When interference is negative (e.g., −42 ms), the congruent condition was slower than the incongruent condition — a reversal of the expected Stroop direction. This is atypical in healthy adults and does not indicate superior cognitive control. Possible explanations include response set effects (a consistent speed-accuracy bias toward the incongruent format), practice or habituation effects, or strategic suppression of word reading. Negative interference should be noted as an unusual finding and interpreted cautiously, particularly if it persists across multiple sessions.

Best Session — Historical Report

In the historical report, Best Session identifies the session with the smallest absolute interference value — the session whose score is closest to zero. This criterion reflects the session in which word-colour conflict had the least measurable effect on response time, regardless of direction. A session with +20 ms is therefore considered better than one with −60 ms, because its absolute interference (20 ms) is smaller. This approach avoids misclassifying atypical negative values as markers of exceptional performance.

Clinical Applications

The Stroop paradigm has been validated as a sensitive measure across numerous clinical and research contexts (MacLeod, 1991):

  • ADHD: Increased interference and reduced accuracy reflect impaired response inhibition.
  • Traumatic Brain Injury (TBI): Slowing across all conditions with disproportionate increase in incongruent RT; sensitive to frontal lobe involvement.
  • Healthy ageing: Gradual increase in overall RT and interference with age, associated with white matter changes and reduced processing speed.
  • Schizophrenia: Greater interference and higher error rates, linked to executive dysfunction and reduced top-down cognitive control.
  • Depression and anxiety: Slower responses to emotionally congruent stimuli in emotional Stroop variants; standard Stroop shows slowing under high cognitive load.
  • Neurological monitoring: Serial administration tracks changes in cognitive control over time, useful in rehabilitation and neuromodulation follow-up.
Section 7

Limitations

  • Literacy requirement: The Stroop effect depends on automatic word reading.
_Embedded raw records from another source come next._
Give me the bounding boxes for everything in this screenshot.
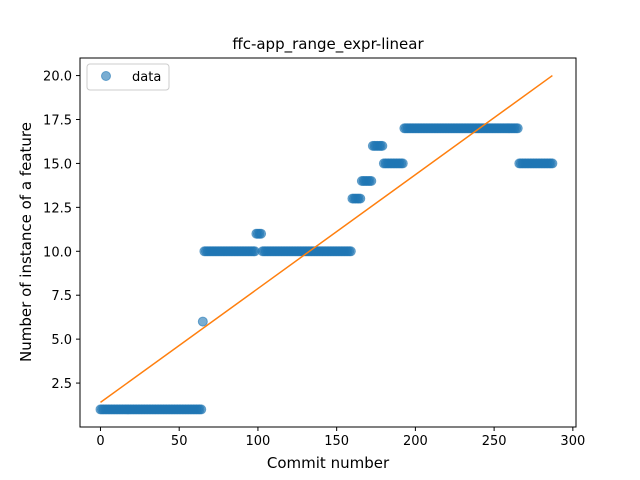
y-tick-label: 2.5	[51, 377, 72, 392]
data-point	[197, 316, 208, 327]
axes: 0 50 100 150 200 250 300 2.5 5.0 7.5 10.0 12.5 15.0 1…	[43, 57, 585, 449]
x-tick-label: 300	[560, 434, 585, 449]
chart-title: ffc-app_range_expr-linear	[232, 35, 424, 54]
data-point	[377, 140, 388, 151]
axes-frame	[79, 57, 577, 428]
data-point	[397, 158, 408, 169]
x-tick-label: 150	[324, 434, 349, 449]
legend-marker-data	[101, 71, 111, 81]
y-tick-label: 15.0	[43, 157, 72, 172]
data-point	[355, 193, 366, 204]
x-tick-label: 200	[403, 434, 428, 449]
x-axis-label: Commit number	[267, 454, 390, 472]
data-point	[196, 404, 207, 415]
plot-area	[95, 74, 558, 415]
x-tick-label: 50	[171, 434, 188, 449]
x-tick-label: 100	[246, 434, 271, 449]
y-tick-label: 12.5	[43, 201, 72, 216]
y-tick-label: 20.0	[43, 70, 72, 85]
data-point	[345, 246, 356, 257]
x-tick-label: 0	[96, 434, 104, 449]
y-tick-label: 7.5	[51, 289, 72, 304]
y-tick-label: 10.0	[43, 245, 72, 260]
y-axis-label: Number of instance of a feature	[17, 122, 35, 362]
data-point	[512, 123, 523, 134]
legend-entry-data: data	[132, 70, 161, 85]
data-point	[547, 158, 558, 169]
y-tick-label: 17.5	[43, 114, 72, 129]
y-tick-label: 5.0	[51, 333, 72, 348]
fit-line	[100, 74, 553, 404]
data-point	[256, 228, 267, 239]
legend: data	[86, 63, 170, 91]
legend-box	[86, 63, 170, 91]
x-tick-label: 250	[482, 434, 507, 449]
data-point	[366, 176, 377, 186]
Results are not interpretable in participants who cannot read the language of the stimuli fluently.
  • Screen and input variability: RT precision depends on display refresh rate and input device latency. Results obtained on different hardware (e.g., touchscreen vs. keyboard) are not directly comparable.
  • Practice effects: Repeated administration within a short period produces RT improvement unrelated to the clinical construct of interest. A minimum interval of 24–48 hours between sessions is recommended for serial comparisons.
  • Colour vision: The task requires reliable discrimination of the ink colours used. Participants with colour vision deficiency (colour blindness) may show artifactual interference patterns and should be screened before administration.
  • Absence of local norms: This tool does not include a normative database. Interference values must be interpreted relative to the individual's own baseline across sessions, or against published norms appropriate for the population being evaluated.
  • Computerised vs. paper format: The computerised format (used here) and classic paper-and-pencil Stroop formats yield different absolute values. Published norms from paper versions should not be directly applied to these data.
Section 8

References

MacLeod, C. M. (1991). Half a century of research on the Stroop effect: An integrative review. Psychological Bulletin, 109(2), 163–203. https://doi.org/10.1037/0033-2909.109.2.163

Rabbitt, P. M. A., & Rodgers, B. (1977). What does a man do after he makes an error? An analysis of response programming. Quarterly Journal of Experimental Psychology, 29(4), 727–743. https://doi.org/10.1080/14640747708400645

Ratcliff, R. (1993). Methods for dealing with reaction time outliers. Psychological Bulletin, 114(3), 510–532. https://doi.org/10.1037/0033-2909.114.3.510

Stroop, J. R. (1935). Studies of interference in serial verbal reactions. Journal of Experimental Psychology, 18(6), 643–662. https://doi.org/10.1037/h0054651

Tukey, J. W. (1977). Exploratory Data Analysis. Addison-Wesley.